After having a baby, you may wonder how and when you can hop back on the workout wagon. Starting a fitness routine after giving birth can give you something to focus on besides motherhood, and it is a healthy way to get back in shape and boost your mood. Here are some tips and considerations for postpartum workouts.
First and foremost, clear your exercise plans with your doctor. While some women feel up to working out within a week or two of giving birth, it entirely depends on the circumstances of your labor and delivery, as well as your recovery. Your doctor may have you start slowly with short walks before easing back into your regular routine, and he or she may expect you to wait until your six-week postpartum visit before giving you the go-ahead.
Focus on stretching exercises that improve your flexibility. After nine months of pregnancy, your muscles may have lost some of their tone, and your range of motion may have been limited. These low-key exercises will help your muscles become more limber and strong, which is helpful when picking up your little one all day. In fact, you can do yoga or Pilates as your child plays on the floor next to you.

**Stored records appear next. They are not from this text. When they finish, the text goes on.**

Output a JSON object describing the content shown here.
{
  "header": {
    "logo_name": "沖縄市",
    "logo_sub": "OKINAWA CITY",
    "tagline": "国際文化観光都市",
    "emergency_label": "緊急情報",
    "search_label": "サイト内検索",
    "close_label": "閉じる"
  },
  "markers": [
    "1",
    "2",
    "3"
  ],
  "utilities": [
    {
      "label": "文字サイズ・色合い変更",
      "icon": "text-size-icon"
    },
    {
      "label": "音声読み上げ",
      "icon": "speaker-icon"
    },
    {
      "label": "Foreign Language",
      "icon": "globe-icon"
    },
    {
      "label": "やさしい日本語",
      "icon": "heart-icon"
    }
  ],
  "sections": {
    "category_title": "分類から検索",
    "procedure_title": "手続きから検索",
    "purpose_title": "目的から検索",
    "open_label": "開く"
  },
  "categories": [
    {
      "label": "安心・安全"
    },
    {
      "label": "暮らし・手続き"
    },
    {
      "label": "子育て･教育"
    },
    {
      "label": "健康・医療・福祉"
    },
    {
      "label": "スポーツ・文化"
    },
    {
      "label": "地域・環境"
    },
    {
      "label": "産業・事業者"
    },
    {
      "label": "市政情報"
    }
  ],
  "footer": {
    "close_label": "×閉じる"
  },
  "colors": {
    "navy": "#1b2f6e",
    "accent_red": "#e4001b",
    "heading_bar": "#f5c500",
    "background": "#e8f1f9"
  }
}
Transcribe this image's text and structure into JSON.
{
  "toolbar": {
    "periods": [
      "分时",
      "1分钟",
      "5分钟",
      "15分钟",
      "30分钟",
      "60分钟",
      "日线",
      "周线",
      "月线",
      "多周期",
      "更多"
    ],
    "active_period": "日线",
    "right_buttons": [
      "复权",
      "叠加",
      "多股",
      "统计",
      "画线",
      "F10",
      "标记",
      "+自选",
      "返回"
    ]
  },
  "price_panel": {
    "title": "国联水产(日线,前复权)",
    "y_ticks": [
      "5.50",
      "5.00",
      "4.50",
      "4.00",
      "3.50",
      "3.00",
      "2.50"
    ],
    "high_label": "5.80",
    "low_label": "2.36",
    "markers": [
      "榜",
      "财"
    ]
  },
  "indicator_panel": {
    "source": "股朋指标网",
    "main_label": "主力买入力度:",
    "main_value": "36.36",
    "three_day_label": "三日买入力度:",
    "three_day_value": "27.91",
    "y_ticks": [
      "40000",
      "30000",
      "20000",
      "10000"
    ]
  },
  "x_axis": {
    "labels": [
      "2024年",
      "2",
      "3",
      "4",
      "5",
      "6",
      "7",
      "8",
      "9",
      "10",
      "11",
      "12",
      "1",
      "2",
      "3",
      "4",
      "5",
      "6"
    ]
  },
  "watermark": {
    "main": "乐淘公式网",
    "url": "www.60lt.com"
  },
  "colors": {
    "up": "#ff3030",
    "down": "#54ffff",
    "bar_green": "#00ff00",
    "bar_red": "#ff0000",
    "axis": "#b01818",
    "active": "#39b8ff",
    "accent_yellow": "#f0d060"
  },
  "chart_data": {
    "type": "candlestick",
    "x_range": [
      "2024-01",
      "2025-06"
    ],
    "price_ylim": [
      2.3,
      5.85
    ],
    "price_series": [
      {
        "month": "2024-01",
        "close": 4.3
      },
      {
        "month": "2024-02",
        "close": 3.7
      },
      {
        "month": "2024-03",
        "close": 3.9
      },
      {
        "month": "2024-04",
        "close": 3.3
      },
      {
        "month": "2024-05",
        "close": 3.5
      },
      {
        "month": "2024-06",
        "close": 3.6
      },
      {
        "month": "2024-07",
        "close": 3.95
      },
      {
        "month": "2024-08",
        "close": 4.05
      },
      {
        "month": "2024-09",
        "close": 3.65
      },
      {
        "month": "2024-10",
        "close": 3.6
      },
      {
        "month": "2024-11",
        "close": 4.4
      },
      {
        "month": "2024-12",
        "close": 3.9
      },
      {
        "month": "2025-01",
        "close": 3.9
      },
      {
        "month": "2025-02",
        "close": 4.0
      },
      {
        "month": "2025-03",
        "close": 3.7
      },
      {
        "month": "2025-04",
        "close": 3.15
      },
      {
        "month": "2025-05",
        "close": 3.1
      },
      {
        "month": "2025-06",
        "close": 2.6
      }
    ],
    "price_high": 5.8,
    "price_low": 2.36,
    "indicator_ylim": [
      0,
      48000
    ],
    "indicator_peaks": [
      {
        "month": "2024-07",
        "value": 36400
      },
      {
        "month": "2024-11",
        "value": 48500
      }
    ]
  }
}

Be careful when attempting abdominal exercises. Your abdominal muscles were probably stretched out of shape during your pregnancy, and the vertical muscle in the center of your abdomen may have even split (this condition is called “diastasis recti”). You might find exercises done on all fours (the quadruped position) to be the most comfortable at first.
Take up walking and comparable low-impact exercises, at least at first. Because of relaxin, a hormone produced during pregnancy that causes the joints to relax, your joints will still be “loose” for a few weeks post-partum. This increases your risk of injury somewhat. Low-impact exercises are easy on the joints and do not need quick, reflexive movements, but they still provide the cardio benefits you need.
If exercising alone is impossible, you can bring your baby along for your workouts. A jogging stroller is a great asset that allows you to maneuver through trails, bumpy sidewalks, or other terrain with your little one in tow. You can also look into fitness centers with on-site childcare available, or locate a facility offering “mommy-and-me” classes that incorporate babies into the workouts.
If you breastfeed, there are a few things to consider when working out. First and foremost, you shouldn’t forget that breastfeeding alone needs 300-500 extra calories each day, so do not burn your way into a deficit. This can hurt your milk supply. In addition, you should find supportive sports bras, or consider layering two of them for extra support. You may be more comfortable if you nurse or pump before your workout. Finally, drink plenty of water before, during, and after your workout. Becoming dehydrated will not only leave you feeling awful, but your milk supply can suffer.
Besides the obvious health benefits of exercise, working out after having a baby may help you feel in control of your body once more. With your doctor’s permission, use these ideas to get moving and find your way back to your old self.